The properties of these clips are either not improved or are adversely affected as shown in Table 2.

11111 -≦ It can be seen that baking under nitrogen at elevated temperatures causes discoloration and embrittlement, as indicated by a decrease in clip elongation at break. The test rod used in this experiment was of the same thickness as the clip.

X-ray studies show that these as-molded polyamide clips and rods are mostly in a low level of crystallinity, consisting of semistable species. Only after 3 hours under nitrogen at a temperature of 150° C. is there an appreciable transition from umma to alpha.

Rods and clips treated under these conditions are extremely brittle and the clips are completely non-functional and break at the latch when closing.

Polyamide injection molded polymers treated according to the present invention are
They have improved flexibility and functional integrity, making them particularly suitable as surgical instruments. Moreover, nylon-6 (Kobal)-60 is used to provide sterile surgical instruments.
can be easily sterilized by

It should be pointed out that nylon-6 becomes less flexible when completely dry. Therefore, in the present invention,
It is desirable to package and maintain nylon-6 surgical instruments in a moisture-balanced environment during storage to maintain the flexibility of the instruments, thereby making them suitable for use in a variety of surgical procedures.

Having thus described the present invention and several specific embodiments, it will be apparent to those skilled in the art that various modifications and changes can be made to the invention without departing from the spirit and scope of the invention. It should be obvious that it can be done.

We would like to point out that the invention is limited only by the scope of the claims appended hereto.

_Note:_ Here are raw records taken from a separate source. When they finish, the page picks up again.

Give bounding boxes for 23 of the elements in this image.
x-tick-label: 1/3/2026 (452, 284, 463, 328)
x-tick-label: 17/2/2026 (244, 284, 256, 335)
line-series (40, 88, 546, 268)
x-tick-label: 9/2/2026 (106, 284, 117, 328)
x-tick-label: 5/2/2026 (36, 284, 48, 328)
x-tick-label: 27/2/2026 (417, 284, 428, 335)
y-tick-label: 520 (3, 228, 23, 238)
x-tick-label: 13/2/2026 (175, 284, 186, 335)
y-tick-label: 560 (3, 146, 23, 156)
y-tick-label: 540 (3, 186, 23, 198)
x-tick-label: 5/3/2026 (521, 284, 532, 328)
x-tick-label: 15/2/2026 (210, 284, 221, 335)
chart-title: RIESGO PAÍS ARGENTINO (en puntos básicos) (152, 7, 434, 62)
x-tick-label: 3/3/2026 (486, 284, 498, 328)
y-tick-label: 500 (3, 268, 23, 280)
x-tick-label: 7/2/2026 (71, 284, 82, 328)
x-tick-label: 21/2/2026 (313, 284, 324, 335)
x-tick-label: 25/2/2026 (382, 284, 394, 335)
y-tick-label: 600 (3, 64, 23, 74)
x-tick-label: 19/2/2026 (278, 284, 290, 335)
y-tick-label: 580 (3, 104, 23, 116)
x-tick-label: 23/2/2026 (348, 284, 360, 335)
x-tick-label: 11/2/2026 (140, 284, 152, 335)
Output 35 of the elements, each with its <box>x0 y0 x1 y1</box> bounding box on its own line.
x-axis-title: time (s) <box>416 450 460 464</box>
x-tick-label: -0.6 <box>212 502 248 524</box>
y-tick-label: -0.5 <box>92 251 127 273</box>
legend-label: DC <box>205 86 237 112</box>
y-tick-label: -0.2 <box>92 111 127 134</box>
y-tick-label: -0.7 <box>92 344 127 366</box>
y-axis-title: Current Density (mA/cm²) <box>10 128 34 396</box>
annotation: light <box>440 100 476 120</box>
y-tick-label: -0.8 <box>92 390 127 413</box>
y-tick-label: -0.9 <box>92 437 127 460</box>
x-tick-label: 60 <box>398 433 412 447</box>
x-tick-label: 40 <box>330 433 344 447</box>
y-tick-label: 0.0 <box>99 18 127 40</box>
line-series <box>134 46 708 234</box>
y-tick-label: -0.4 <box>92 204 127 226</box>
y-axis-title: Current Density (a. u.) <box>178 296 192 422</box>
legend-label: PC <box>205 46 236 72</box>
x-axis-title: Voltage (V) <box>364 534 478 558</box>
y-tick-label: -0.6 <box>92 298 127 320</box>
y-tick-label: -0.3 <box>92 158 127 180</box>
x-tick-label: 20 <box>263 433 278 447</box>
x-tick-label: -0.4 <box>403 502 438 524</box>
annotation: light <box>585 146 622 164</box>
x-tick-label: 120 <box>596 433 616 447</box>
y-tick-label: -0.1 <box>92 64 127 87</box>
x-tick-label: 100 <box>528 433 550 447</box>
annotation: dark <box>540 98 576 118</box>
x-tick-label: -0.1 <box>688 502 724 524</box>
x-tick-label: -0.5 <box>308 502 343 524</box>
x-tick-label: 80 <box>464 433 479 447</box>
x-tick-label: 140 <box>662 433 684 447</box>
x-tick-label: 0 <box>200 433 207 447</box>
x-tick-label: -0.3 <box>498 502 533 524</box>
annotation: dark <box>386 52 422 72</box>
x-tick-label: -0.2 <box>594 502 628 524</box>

[Brief explanation of the drawing]

FIG. 1 is an enlarged perspective view of the ligation clip of the present invention. FIG. 2 is an enlarged perspective view showing the clip of FIG. 1 in a blood vessel occluded position. FIG. 3 is an enlarged perspective view of another surgical instrument according to the present invention. FIG. 4 is an enlarged perspective view of yet another surgical instrument according to the present invention. FIG. 5 is a cross-sectional view of the device of FIG. 4 in the closed position. 10: Closure clip, i Ll 2: Leg member 13: Hinge part, 16: Blood vessel 20: Fastener, 21: Stapler 22: Uke is a soldier

Claims (1)

Claims: 1. A thermally formed aliphatic polyamide surgical instrument is heated at approximately 60-100°C in an environment essentially saturated with moisture.
The alpha crystallinity of the device is at least 15
12. A method for improving the in-vivo properties of a device, characterized in that heating for a period sufficient to increase the in-vivo properties of the device by heating the device for a sufficient period of time to increase the in-vivo properties of the device. 2. The method of claim 1, wherein the device is heated for at least 10 minutes. 3. The method of claim 1, wherein the device is an injection molded device. 4. The surgical instrument is a ligating clip consisting of two leg members joined by an elastic hinge at the proximal end and having fixing means located at the distal ends of the leg members. Method. 5. The method according to claim 1.3 or 4, wherein the polyamide is nylon-6. 6. The method according to claim 1 or 5, wherein the temperature is 80 to 90°C. 7. The method according to claim 1.5 or 6, wherein the shaped device is heated in water. 8. A thermally formed aliphatic polyamide surgical instrument having an α-crystallinity of at least 15% and a total crystallinity of greater than 25%. 9. The device of claim 8, which is an injection molded device. 10. An injection molded surgical instrument according to claim 9, comprising a ligation clip having two leg members connected at their proximal ends by a resilient hinge portion and having a locking mechanism at their distal ends. . 11. The surgical instrument according to claim 9 or 10, wherein the polyamide is nylon-6. 12. A surgical instrument according to claim 9.10 or claim 11, having an α-crystallinity of at least 20%. 13. The injection molded surgical instrument of claim 9.10.11 or 12, having a total crystallinity of at least 30%. 14. The surgical instrument of claim 9, comprising a wound closure device having a thin, flexible elongate section and a cross bar located at each end of the section.